INDOPOS–Bekasi – Nasib pahit dialami korban penipuan kerja luar negeri yang hingga kini belum mendapat kejelasan hukum. Saat mencoba menanyakan perkembangan laporannya, korban justru diusir oleh petugas di Polres Metro Bekasi Kota pada Jumat (24/4/2026). Kapolres Bekasi diminta segera menindak anak buahnya yang memperlakukan korban secara tidak baik, dan juga tidak memproses laporan korban sejak setahun lalu.
Kasus ini bermula dari laporan dugaan Tindak Pidana Perdagangan Orang (TPPO) yang telah dibuat sejak 2025. Namun, setelah hampir satu tahun berjalan, penanganan perkara dinilai mandek tanpa perkembangan signifikan.
Korban, Mariston Manurung, mengungkapkan kekecewaannya karena setiap kali menanyakan kelanjutan kasus, ia hanya mendapat jawaban serupa dari penyidik, yakni masih menunggu gelar perkara.
“Sudah hampir satu tahun saya bolak-balik tanya, jawabannya tetap menunggu gelar perkara. Tidak pernah ada kepastian kapan,” ujar Mariston.
Ia menyebut penyidik bernama Firmansyah terus memberikan alasan yang sama tanpa kejelasan progres. Kondisi ini membuat korban merasa laporannya seolah jalan di tempat.
“Entah sampai kapan harus menunggu. Kalau begini terus, wajar kalau masyarakat berpikir percuma lapor polisi,” tegasnya.
Lebih jauh, Mariston mengaku mengalami perlakuan tidak menyenangkan saat kembali mendatangi Polres Metro Bekasi Kota. Bukannya mendapat penjelasan, ia justru diminta meninggalkan lokasi oleh petugas.
Kasus yang dialaminya bermula dari pertemuan dengan terduga pelaku berinisial Anggel di kawasan Harapan Indah, Bekasi. Pelaku menjanjikan pekerjaan di luar negeri, seperti Australia dan Hong Kong.
Namun kenyataannya, setibanya di Australia, pekerjaan tersebut tidak pernah ada. Korban kemudian dipindahkan ke Korea Selatan, tetapi justru ditangkap oleh pihak imigrasi setempat dan dideportasi.
Tidak berhenti di situ, korban juga sempat dibawa ke Makau dan Malaysia tanpa kejelasan pekerjaan.
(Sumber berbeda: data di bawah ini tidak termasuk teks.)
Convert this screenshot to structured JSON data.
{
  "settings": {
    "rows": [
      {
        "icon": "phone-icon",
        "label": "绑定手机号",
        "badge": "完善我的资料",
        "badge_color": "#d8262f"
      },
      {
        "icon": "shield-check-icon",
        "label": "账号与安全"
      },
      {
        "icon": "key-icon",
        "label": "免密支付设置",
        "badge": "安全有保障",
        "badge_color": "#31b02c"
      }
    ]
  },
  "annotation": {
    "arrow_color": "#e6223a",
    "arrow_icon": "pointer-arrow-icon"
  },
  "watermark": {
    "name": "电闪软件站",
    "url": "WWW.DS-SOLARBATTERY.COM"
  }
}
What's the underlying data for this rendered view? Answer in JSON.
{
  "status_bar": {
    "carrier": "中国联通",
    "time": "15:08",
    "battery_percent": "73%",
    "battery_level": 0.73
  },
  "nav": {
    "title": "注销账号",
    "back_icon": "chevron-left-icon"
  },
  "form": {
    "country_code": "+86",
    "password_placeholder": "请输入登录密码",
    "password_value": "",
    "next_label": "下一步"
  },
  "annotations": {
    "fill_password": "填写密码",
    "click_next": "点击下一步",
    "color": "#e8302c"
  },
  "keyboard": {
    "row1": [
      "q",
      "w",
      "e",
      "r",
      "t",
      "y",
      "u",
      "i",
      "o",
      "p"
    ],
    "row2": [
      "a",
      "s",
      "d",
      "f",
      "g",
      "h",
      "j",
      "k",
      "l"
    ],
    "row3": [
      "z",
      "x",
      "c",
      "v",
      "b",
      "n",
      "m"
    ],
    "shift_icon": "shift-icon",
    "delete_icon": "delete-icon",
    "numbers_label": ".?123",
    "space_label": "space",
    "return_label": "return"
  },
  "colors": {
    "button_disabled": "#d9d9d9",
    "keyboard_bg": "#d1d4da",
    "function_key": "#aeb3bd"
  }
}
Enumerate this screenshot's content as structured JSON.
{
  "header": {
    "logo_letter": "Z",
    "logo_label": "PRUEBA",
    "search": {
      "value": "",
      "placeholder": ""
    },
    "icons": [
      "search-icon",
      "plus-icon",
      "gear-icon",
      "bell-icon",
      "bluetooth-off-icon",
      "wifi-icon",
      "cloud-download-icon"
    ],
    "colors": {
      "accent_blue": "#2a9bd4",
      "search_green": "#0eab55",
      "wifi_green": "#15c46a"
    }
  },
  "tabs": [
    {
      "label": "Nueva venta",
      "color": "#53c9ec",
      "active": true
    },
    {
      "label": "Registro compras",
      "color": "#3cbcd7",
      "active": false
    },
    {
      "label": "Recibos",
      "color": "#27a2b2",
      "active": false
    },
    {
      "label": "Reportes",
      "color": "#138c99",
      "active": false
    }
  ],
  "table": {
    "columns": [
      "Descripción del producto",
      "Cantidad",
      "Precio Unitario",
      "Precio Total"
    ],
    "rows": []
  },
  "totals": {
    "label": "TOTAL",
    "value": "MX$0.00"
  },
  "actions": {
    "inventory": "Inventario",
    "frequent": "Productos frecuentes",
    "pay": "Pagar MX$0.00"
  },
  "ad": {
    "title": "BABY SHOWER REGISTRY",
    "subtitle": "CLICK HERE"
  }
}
Bahkan, ia mengaku sempat mengalami penyekapan dan terlantar tanpa uang di luar negeri.
“Saya sempat terlantar, tidak punya uang. Saya bisa pulang ke Indonesia karena dibantu sesama WNI yang iba,” ungkapnya.
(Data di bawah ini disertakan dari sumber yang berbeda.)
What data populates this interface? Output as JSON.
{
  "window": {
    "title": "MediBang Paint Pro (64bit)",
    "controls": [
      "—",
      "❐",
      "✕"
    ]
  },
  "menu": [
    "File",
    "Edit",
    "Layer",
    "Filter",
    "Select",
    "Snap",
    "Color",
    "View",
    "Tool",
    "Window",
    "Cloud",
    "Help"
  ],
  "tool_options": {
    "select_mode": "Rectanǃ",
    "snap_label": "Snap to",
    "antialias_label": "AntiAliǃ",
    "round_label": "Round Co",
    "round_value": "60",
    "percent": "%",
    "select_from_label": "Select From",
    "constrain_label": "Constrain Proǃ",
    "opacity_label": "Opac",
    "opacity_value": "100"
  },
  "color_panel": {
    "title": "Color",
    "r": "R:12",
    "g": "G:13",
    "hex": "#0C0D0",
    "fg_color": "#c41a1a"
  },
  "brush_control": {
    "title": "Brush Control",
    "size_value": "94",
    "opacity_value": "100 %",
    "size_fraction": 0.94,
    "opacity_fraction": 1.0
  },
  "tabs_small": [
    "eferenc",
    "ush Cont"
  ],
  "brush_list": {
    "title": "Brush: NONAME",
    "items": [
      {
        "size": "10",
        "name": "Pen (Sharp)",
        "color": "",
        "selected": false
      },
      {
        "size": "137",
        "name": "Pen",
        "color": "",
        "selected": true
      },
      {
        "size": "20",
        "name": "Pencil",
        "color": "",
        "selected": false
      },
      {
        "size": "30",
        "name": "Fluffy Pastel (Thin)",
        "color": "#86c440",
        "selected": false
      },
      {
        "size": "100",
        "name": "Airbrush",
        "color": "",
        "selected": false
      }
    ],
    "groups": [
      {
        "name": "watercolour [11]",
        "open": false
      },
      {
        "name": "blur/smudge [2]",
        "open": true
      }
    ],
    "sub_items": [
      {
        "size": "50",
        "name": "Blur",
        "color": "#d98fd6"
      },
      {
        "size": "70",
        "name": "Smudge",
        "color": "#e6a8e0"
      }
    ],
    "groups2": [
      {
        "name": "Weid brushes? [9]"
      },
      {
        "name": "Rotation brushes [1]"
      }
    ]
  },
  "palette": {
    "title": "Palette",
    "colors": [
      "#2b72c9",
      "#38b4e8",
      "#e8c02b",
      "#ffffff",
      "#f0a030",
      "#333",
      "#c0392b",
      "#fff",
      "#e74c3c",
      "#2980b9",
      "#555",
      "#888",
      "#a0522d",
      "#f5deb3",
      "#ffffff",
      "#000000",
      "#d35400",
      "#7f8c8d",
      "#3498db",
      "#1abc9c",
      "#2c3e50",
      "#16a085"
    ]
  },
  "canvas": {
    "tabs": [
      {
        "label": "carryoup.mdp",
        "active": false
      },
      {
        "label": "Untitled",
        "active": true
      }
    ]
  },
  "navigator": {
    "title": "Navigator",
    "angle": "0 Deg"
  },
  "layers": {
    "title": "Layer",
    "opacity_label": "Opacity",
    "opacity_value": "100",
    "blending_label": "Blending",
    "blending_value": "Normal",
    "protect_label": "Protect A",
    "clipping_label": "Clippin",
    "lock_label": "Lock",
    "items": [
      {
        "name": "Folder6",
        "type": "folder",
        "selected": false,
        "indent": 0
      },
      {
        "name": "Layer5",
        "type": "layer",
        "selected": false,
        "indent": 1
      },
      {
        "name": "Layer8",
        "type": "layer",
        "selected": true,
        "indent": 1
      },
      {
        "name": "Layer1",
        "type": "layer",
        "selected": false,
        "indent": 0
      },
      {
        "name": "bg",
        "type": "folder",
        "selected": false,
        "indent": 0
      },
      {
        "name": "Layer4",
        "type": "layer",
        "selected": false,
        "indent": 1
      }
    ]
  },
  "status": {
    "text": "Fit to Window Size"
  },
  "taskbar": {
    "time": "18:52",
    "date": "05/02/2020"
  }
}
Dalam proses hukum, penyidik sempat mempertemukan korban dengan terduga pelaku sebanyak dua kali. Saat itu, pelaku berjanji akan mengganti kerugian korban. Namun hingga kini, janji tersebut belum direalisasikan.
Merasa tidak mendapatkan keadilan, korban kini meminta perhatian dari pimpinan tertinggi negara. Ia berharap Kapolri dan Presiden Prabowo Subianto dapat turun tangan agar kasusnya segera diproses.
“Saya mohon perhatian Bapak Kapolri dan Bapak Presiden agar kasus ini bisa segera ditindaklanjuti. Saya hanya ingin keadilan,” ujarnya.
Hingga berita ini diturunkan, pihak Polres Metro Bekasi Kota belum memberikan keterangan resmi terkait lambannya penanganan kasus tersebut.